-04.07.2022-
An einem Samstag rochierten wir mit der Rekrutenschule, die nach Meiringen-Unterbach zog und bereits am Sonntagabend danach rückten wir – unter völlig anderen Vorzeichen – in Payernes menschenleere Fliegerkaserne ein. Nach einem guten Jahr wieder einmal das unverwechselbare Duftgemenge von Leder, Gewehrfett, Küche und Schweiss einzuziehen, löste gemischte Gefühle aus.
Bereits am Montag schnallten wir uns zum ersten Mal in einem Venom an. Der Blick aus dem Cockpit, über Grenzschichtzäune zu den Flent, den tropfenförmigen Flügelendtanks, empfand ich als stark flugerotisierend. Das Laufenlassen des Triebwerks lief völlig anders ab und war ein Spektakel für sich. Die Ghost-Turbine wurde nämlich autonom, mittels einer der beiden bordseitigen Pulverpatronen, gestartet. Wie ein Wal stiess der Venom bei diesem Vorgang eine über fünf Meter hohe, schwarze Rauchfontäne in die Luft, und das von Sulzer in Lizenz gebaute Triebwerk zündete unverzüglich. Der Start verlief ähnlich dem des Vampires, aber zügiger. Einmal in der Luft, zeigte der Jet seine Qualitäten: präzis, wie ein Käsemesser, dennoch wendig und schnell, war der einhellige Tenor. Das Flugzeug liebte den Äther in all seinen Dimensionen. Es zu fliegen, war Klasse. Aber, die Maschine war, wie sich noch herausstellen sollte, vor allem bei hohen Flügelanstellwinkeln, was bei tiefen Geschwindigkeiten und enggezogenen Kurven die Regel ist, besonders heikel. Stärker und schneller hiess auch damals schon: mehr Belastung für den Piloten, in engen Kurven noch mehr den Rücken runden und in die Maske pusten. Der Venom war unser Kriegsflugzeug und der Staat erwartete, dass wir dieses Instrument entsprechend seinen Vorgaben einsetzen konnten. Unsere fliegerische Ausbildung wurde diesbezüglich laufend theoretisch begleitet, und die persönliche Kofferbibliothek umfasste bereits über zwanzig zum Teil dicke Reglemente: Geschossballistik, Erfolgsaussichten mit Kanonen, Raketen oder Bomben auf feste, weiche oder bewegliche Ziele. Nichts für Zartbesaitete.

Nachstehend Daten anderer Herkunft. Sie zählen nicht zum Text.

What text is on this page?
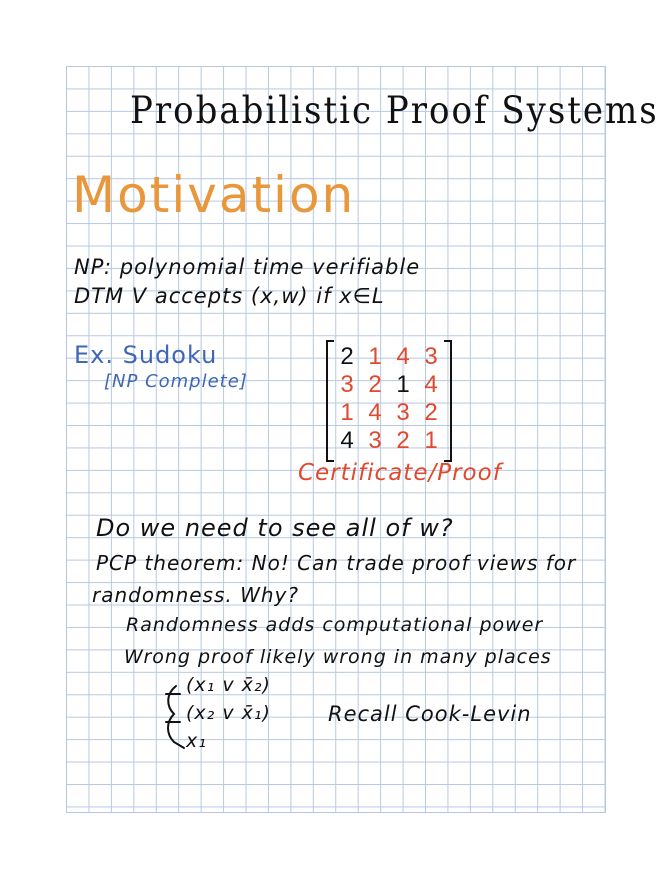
Probabilistic Proof Systems
Motivation
NP: polynomial time verifiable
DTM V accepts (x,w) if x∈L
Ex. Sudoku
[NP Complete]
2 1 4 3
3 2 1 4
1 4 3 2
4 3 2 1
Certificate/Proof
Do we need to see all of w?
PCP theorem: No! Can trade proof views for
randomness. Why?
Randomness adds computational power
Wrong proof likely wrong in many places
(x₁ v x̄₂)
(x₂ v x̄₁)
x₁
Recall Cook-Levin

De Havilland DH-112 Venom in Dübendorf
Forel, benannt nach dem Aviatikpionier, war der permanente Schiessplatz der Flugwaffe am Lac de Neuchâtel. Kaum hatte man in Payerne die Räder eingezogen, war man schon auf der Schiessvolte. Obwohl der Venom die stabilere Plattform als der Vampire bot, das Treffen war dennoch nicht einfacher geworden. Die Abläufe waren schneller, der Wind blieb das himmlische Kind; die zwei Sekunden Flugdauer der Geschosse genügten ihm, um sie gründlich zu verblasen, und aus zwölfhundert Metern Distanz war das Ziel auch in einem Venom eine Mücke. «Näher ran, dann triffst du besser!», flüsterte das Teufelchen immer öfter und versuchte einem vergessen zu machen, dass man dadurch zu tief kommt, von Splittern getroffen werden oder gar mit dem Wasser kollidieren könnte.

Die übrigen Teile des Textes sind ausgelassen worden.